Importante destacar ainda que, a despeito do relativo sucesso das reformas implementadas na comarca dos Ilhéus durante a segunda metade do século XVIII, a interiorização da conquista, e o desejado impulsionamento econômico das atividades ali desenvolvidas – o que incluía a usurpação de terras indígenas e a exploração do trabalho dos mesmos – foi considerado limitado, na medida em que foi incapaz de engendrar uma nova dinâmica regional para a comarca, beneficiando apenas os agentes privados envolvidos no processo de abertura de novos canais de circulação e, muito sutilmente, o progresso da pecuária bovina na região, com a abertura do mercado das vilas litorâneas.
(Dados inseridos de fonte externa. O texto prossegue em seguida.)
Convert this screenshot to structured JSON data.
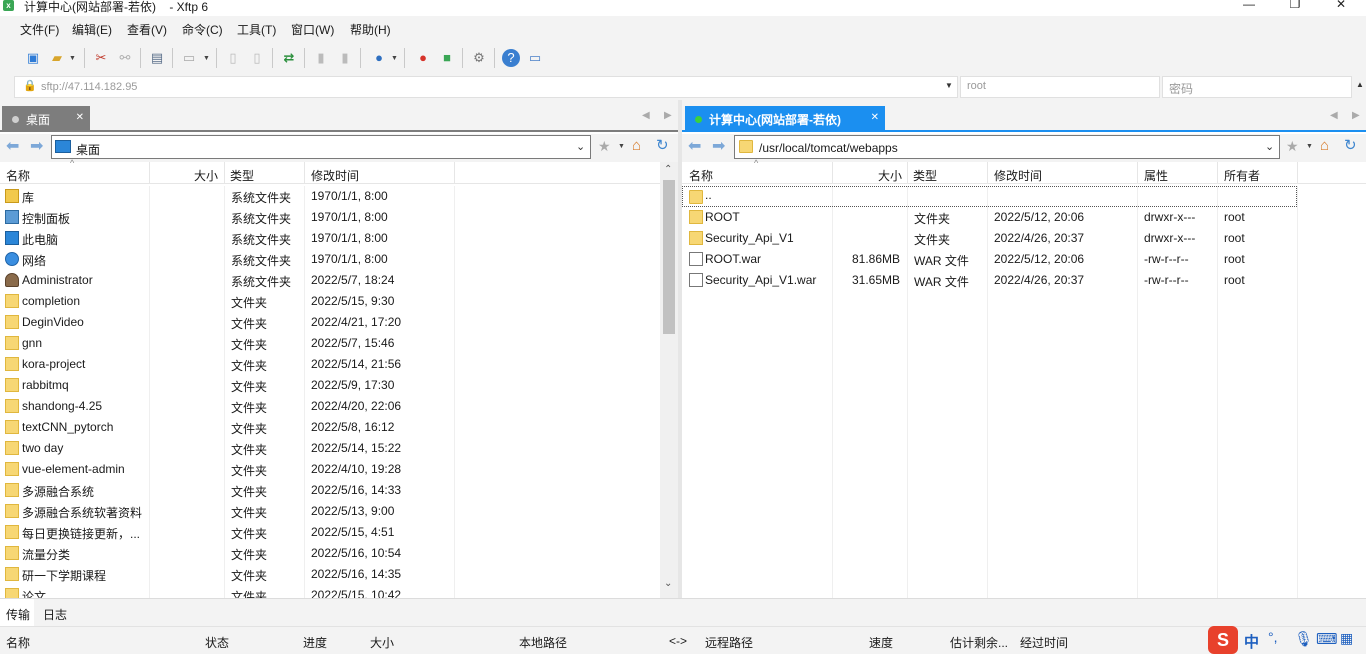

Assim, o século XIX assistirá ainda a tentativas de exploração mais efetiva do território da comarca, notadamente na sua porção meridional, que, contudo, esperarão pelo advento das colônias de imigração européia e a explosão da cultura do cacau para ganharem impulso, agravando, sobremaneira, os conflitos com as populações indígenas residentes na região.

Finalmente, afirma-se uma vez mais a importância de uma reflexão mais sistemática sobre os processos territoriais como centrais para o entendimento da experiência humana no passado, ainda mais em se tratando de contextos de colonização, que, como se tentou defender, tem no território um elemento fundamental de sua estruturação.